UNIVERSITY PARK, Pa. — Childhood obesity rates have more than doubled in the last 30 years, with pre-adolescence emerging as a critical window for preventing excess weight gain. In a new Penn State project, researchers are investigating why some children are more prone to weight gain than others, by studying how children’s brains respond to food portion size.
According to Kathleen Keller, the Mark T. Greenberg Early Career Professor in the Department of Nutritional Sciences at Penn State and principal investigator on the project, dietary approaches to treating obesity lack long-term success. “Given the challenges of obesity treatment, preventing the disease before it develops is a public health priority,” she said.
Funded by the National Institutes of Health, the project will utilize functional magnetic resonance imaging (fMRI) to determine if brain responses to food cues can predict future obesity in children ages seven to eight. It will be the first study to use a "brain-as-predictor’’ framework to understand these mechanisms underlying eating choices.
It will also fill an important research gap, because middle-childhood is an understudied critical period. “Adolescence is considered a high-risk time for the development of obesity because children are going through physical, psychological and emotional changes while becoming more independent and making their own food choices. We want to find out what is going on in the brain before this growth period,” said Keller.
The research team will recruit 120 children, all who are at a current healthy weight but vary by family risk for obesity. “About half the children will be considered high risk for obesity in adulthood because their biological parents are obese, while the other half will be considered low risk because their parents are at a healthy weight,” Keller explained.
The children will undergo fMRI scans at Penn State’s Social, Life, and Engineering Sciences Imaging Center, to characterize brain regions that are activated in response to food portion size and calorie content, as well as other measures of overeating, such as snacking on palatable snacks when not hungry. The researchers will also conduct follow-up visits with the children one year after the project to measure body mass index and body composition to see if brain and behavioral responses to portion size can be used to predict the development of obesity.

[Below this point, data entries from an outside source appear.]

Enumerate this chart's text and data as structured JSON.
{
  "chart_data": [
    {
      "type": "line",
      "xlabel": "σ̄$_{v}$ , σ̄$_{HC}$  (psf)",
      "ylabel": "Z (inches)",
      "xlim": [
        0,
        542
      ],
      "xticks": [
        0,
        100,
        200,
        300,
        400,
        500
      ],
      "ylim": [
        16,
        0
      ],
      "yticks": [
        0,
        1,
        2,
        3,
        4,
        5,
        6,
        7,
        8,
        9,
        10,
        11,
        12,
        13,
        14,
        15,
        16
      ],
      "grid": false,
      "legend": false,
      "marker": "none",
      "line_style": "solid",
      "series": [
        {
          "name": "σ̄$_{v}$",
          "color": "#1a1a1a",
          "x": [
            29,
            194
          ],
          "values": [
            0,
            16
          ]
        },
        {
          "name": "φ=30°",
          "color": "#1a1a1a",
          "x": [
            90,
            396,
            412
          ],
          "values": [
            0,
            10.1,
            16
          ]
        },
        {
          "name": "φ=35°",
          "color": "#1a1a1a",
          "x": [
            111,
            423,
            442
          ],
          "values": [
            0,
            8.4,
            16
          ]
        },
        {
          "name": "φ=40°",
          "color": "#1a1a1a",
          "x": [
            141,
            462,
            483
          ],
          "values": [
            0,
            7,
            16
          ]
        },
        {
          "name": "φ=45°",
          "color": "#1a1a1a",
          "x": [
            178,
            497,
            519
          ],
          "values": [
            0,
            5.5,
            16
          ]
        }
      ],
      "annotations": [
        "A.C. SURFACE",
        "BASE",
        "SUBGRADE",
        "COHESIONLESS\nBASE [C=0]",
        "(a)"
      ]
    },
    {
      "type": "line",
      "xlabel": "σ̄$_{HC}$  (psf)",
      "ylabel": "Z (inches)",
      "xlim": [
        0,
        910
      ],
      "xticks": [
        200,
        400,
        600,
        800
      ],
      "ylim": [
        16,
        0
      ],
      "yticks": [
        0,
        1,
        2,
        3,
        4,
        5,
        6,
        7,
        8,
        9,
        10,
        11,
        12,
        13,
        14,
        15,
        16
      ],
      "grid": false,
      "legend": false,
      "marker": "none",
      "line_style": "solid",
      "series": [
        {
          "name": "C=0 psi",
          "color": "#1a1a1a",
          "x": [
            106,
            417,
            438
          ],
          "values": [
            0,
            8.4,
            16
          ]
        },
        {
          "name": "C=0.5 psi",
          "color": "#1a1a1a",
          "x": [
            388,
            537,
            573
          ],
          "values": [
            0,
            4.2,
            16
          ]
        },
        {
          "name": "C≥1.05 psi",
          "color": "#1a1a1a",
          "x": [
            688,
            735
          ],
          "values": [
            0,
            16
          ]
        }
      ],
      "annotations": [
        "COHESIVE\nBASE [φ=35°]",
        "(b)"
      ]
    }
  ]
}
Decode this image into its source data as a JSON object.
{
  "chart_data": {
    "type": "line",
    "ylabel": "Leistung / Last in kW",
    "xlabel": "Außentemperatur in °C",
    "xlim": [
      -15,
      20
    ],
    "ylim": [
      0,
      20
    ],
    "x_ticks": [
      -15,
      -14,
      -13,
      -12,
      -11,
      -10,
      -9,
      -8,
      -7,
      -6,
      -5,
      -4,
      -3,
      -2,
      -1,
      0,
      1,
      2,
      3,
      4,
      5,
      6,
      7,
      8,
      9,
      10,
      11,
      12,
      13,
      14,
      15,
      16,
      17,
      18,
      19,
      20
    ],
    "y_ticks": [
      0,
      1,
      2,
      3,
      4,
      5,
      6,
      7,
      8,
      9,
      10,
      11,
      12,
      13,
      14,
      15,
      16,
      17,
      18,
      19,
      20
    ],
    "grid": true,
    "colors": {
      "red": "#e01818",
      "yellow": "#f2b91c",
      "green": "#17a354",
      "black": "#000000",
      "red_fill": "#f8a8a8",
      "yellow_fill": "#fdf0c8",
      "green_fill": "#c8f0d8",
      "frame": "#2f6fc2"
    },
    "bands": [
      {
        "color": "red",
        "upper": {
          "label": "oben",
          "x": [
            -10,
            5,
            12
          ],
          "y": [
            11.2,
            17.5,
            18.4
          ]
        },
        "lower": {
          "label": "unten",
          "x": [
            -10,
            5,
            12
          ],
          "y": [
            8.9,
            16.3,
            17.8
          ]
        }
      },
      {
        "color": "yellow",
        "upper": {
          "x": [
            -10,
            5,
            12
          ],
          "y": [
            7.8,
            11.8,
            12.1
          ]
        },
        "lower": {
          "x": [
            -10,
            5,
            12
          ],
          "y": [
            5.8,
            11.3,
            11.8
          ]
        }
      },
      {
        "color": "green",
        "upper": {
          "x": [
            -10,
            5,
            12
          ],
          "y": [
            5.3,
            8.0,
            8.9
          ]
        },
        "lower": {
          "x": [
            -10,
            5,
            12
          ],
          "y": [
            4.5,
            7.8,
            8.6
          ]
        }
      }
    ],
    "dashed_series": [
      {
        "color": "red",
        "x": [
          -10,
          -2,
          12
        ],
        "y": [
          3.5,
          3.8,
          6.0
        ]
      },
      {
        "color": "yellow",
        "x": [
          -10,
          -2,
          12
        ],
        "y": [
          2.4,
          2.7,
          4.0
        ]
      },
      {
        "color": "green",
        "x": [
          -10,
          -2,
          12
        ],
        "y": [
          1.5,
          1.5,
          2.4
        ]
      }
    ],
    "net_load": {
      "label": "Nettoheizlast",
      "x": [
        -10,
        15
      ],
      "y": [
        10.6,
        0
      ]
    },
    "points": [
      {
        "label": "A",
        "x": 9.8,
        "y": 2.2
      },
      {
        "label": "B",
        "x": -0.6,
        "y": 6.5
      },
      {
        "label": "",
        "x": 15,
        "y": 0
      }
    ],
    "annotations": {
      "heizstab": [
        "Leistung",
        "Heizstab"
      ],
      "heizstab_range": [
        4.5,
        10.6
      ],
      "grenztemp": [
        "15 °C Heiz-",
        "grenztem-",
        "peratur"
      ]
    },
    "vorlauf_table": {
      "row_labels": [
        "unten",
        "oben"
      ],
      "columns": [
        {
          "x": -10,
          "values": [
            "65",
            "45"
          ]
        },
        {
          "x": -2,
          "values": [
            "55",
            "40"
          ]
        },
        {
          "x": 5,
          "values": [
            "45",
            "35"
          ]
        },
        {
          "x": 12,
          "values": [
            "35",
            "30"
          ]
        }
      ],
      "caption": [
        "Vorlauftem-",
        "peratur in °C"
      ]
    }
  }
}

“This study will help us understand the brain’s role in overeating and the development of obesity," said Keller. "In the future, we may be able to use this information to develop neurobiologically informed prevention or treatment programs.
“We’re living in a world where ‘supersized’ portions are commonplace, so it is essential to develop novel and effective approaches to help children moderate their food intake in this environment.”
Other Penn State researchers on the project include Barbara Rolls, professor and Helen A. Guthrie Chair of Nutritional Sciences; Stephen Wilson, associate professor of psychology; Emma Rose, research associate and research assistant professor at the Edna Bennett Pierce Prevention Research Center; and Charles Geier, assistant professor of Human Development and Family Studies.
Seed funding for the project was provided by Penn State’s Social Science Research Institute.